Le Maroc est secoué depuis près d'une semaine par des manifestations du collectif "GenZ 212", qui revendique 150 000 membres sur Discord. Ce mouvement réclame davantage de justice sociale et fiscale, dans un contexte de tensions croissantes. Trois manifestantes ont été tuées lors d'émeutes à Lqliaâ et Salé, et environ 350 blessés sont à déplorer. Ce collectif, qui se présente comme apolitique, a vu le jour dans un climat de mécontentement généralisé.
Les origines du nom "GenZ 212"
Le nom "GenZ 212" fait référence à la génération Z (les jeunes nés entre la fin des années 1990 et 2010) et à l'indicatif téléphonique du Maroc, le +212. Ce choix symbolise à la fois l'identité générationnelle et l'attachement au pays. Le collectif se dit apolitique et loyal au roi Mohammed VI, mais il appelle à la démission du gouvernement marocain après six jours de manifestations pour la santé et l'éducation.
Des revendications ancrées dans un contexte difficile
Les manifestations ont été déclenchées par la mort de huit femmes enceintes à l'hôpital public d'Agadir, admises pour des césariennes. Cet événement tragique a mis en lumière les carences du système de santé public. Le collectif "GenZ 212" demande une politique anti-corruption et alerte sur les inégalités croissantes. Selon Mustapha El Mnasfi, enseignant-chercheur à l'Université Moulay Ismaïl, ce mouvement est né dans un contexte national marqué par des critiques envers le gouvernement, mais aussi dans un contexte international d'inflation et de répercussions économiques des conflits.
Un mouvement sans leader clair mais influencé par l'international
Le collectif ne dispose d'aucun leadership clair, mais il est fortement connecté via les réseaux sociaux. Ses membres, majoritairement des jeunes, sont politisés à travers ces plateformes sans être affiliés à des partis politiques. Mustapha El Mnasfi souligne que ces jeunes entretiennent souvent une perception négative des partis et des acteurs politiques.
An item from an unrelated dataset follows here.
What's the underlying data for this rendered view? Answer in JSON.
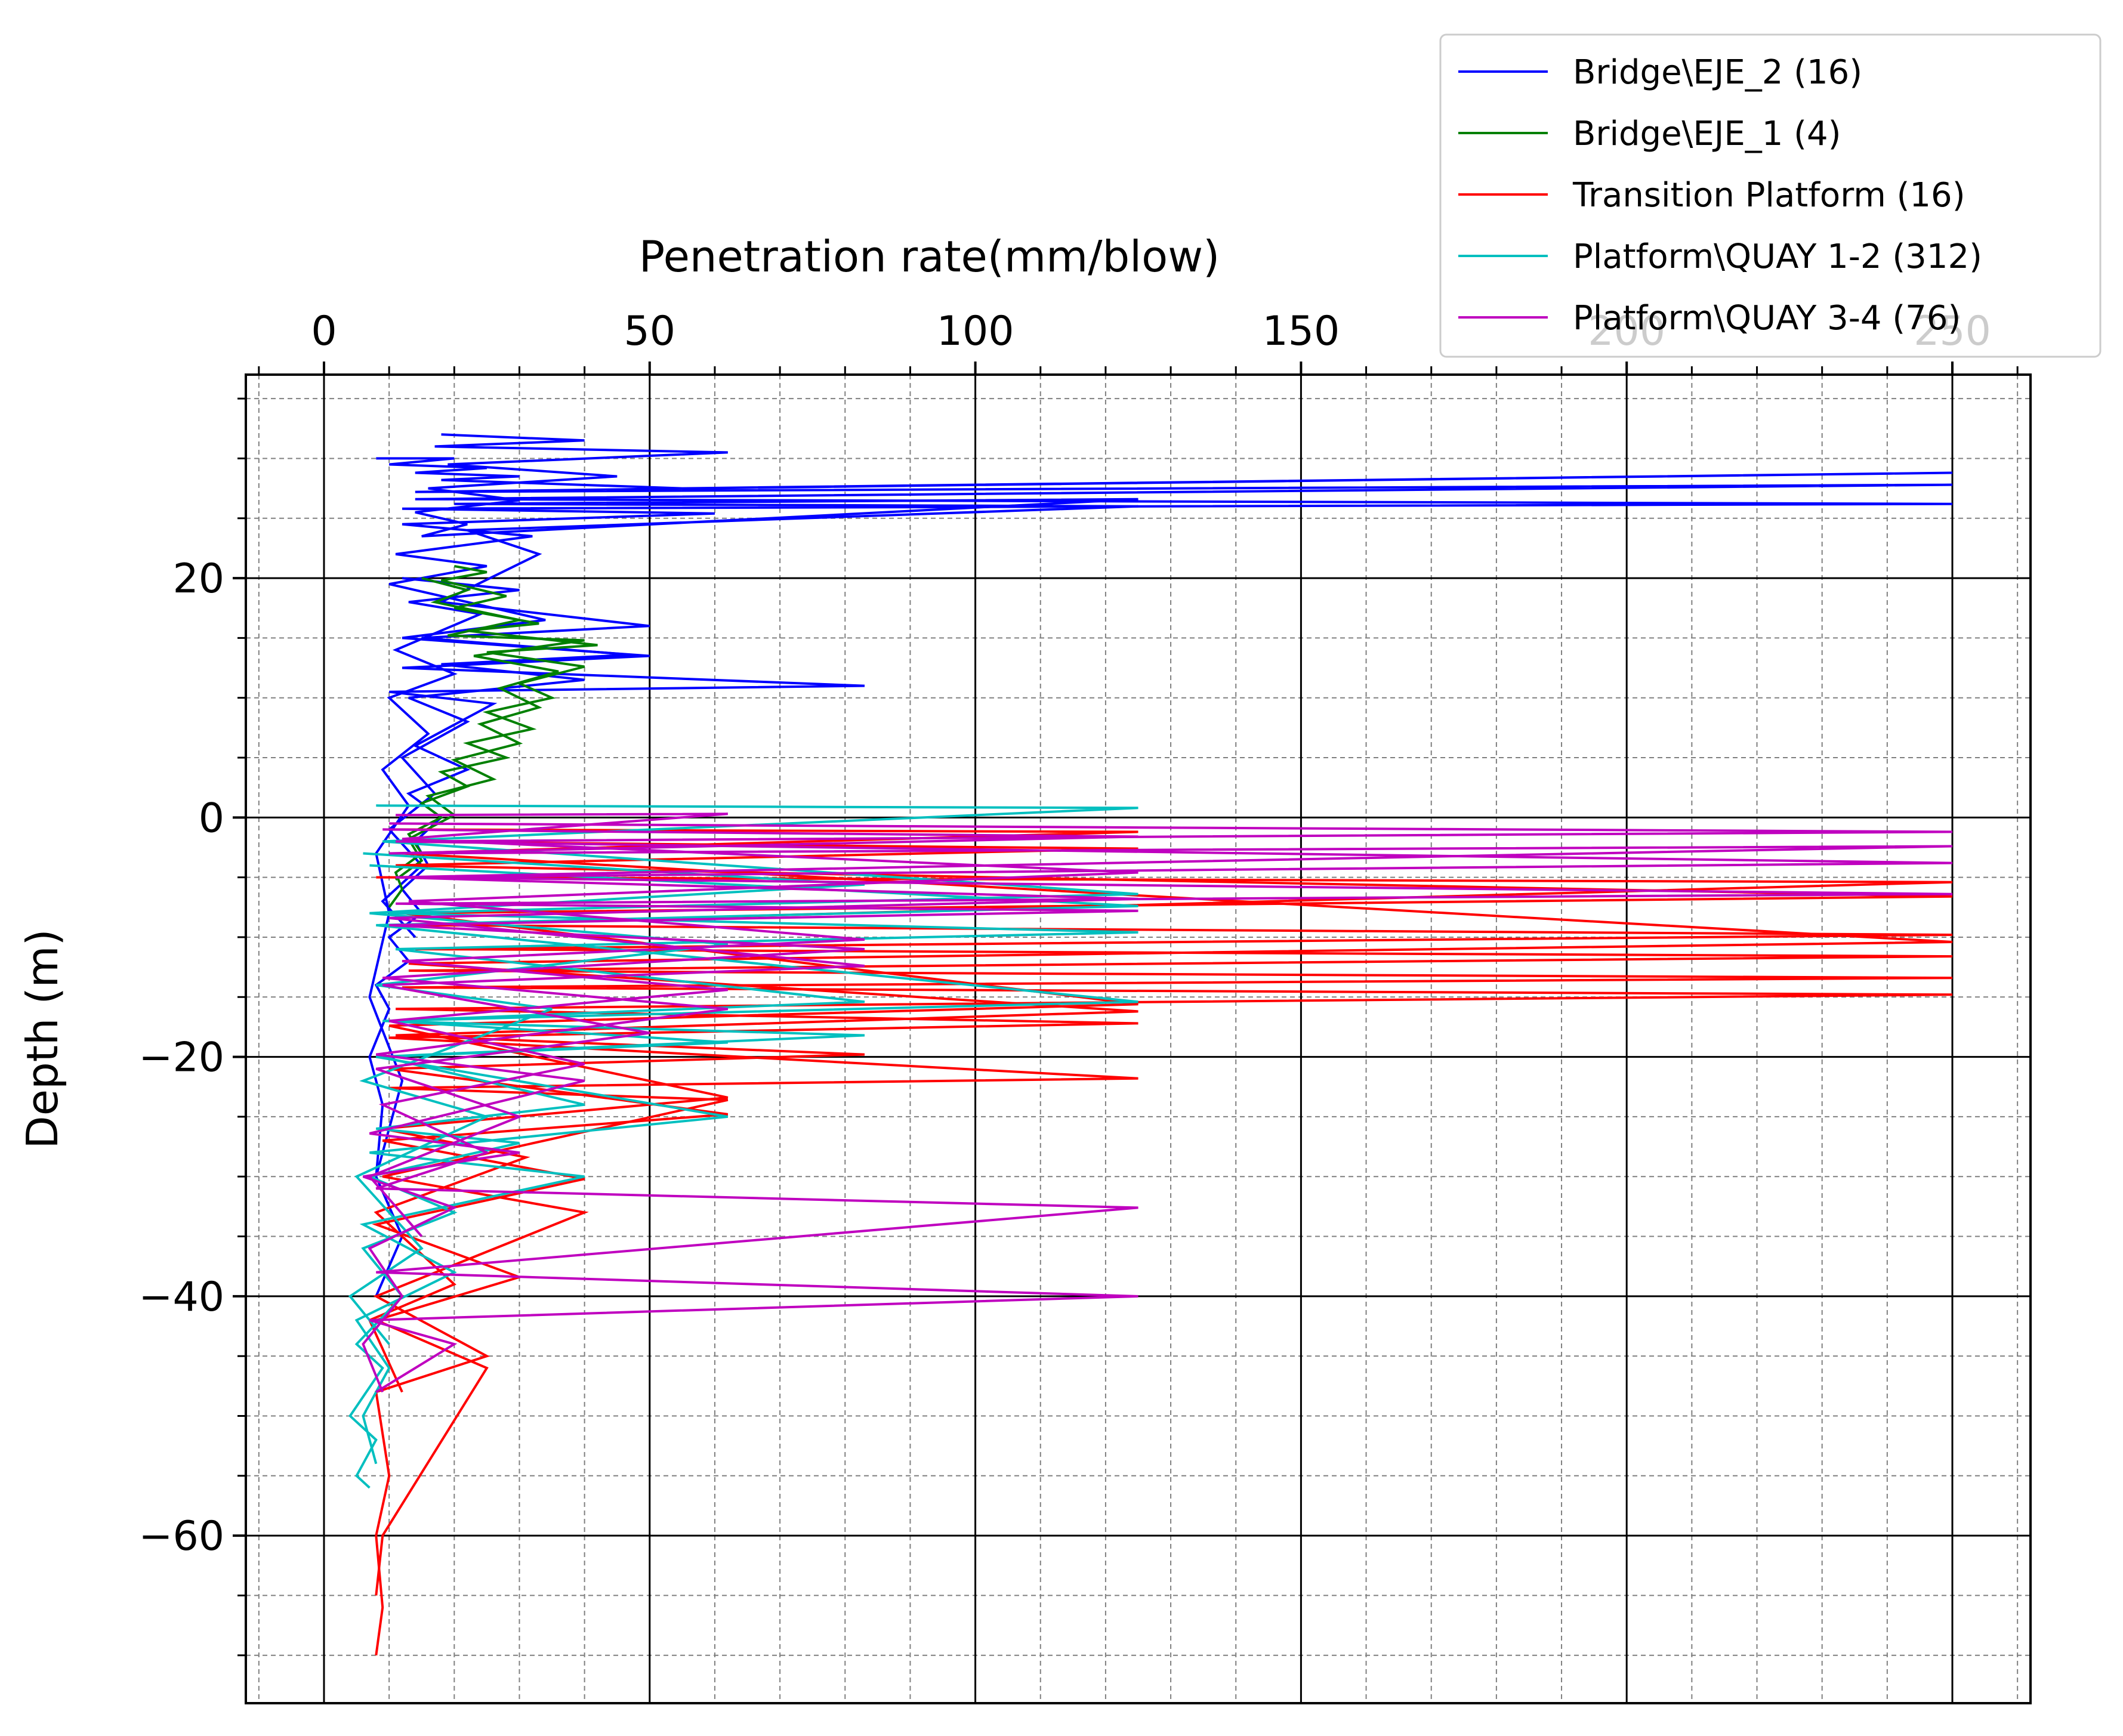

Il ajoute que les manifestants ont été influencés par les violentes manifestations survenues au Népal et en Indonésie.
Réactions des autorités
Le roi Mohammed VI a appelé à l'ouverture d'un "processus judiciaire équitable" pour poursuivre les responsables de corruption. De son côté, le Premier ministre Aziz Akhannouch a affirmé la volonté de l'exécutif de "répondre aux revendications sociales" des jeunes et sa disposition à dialoguer. Ces annonces interviennent alors que le mouvement continue de mobiliser, malgré les violences et les pertes humaines.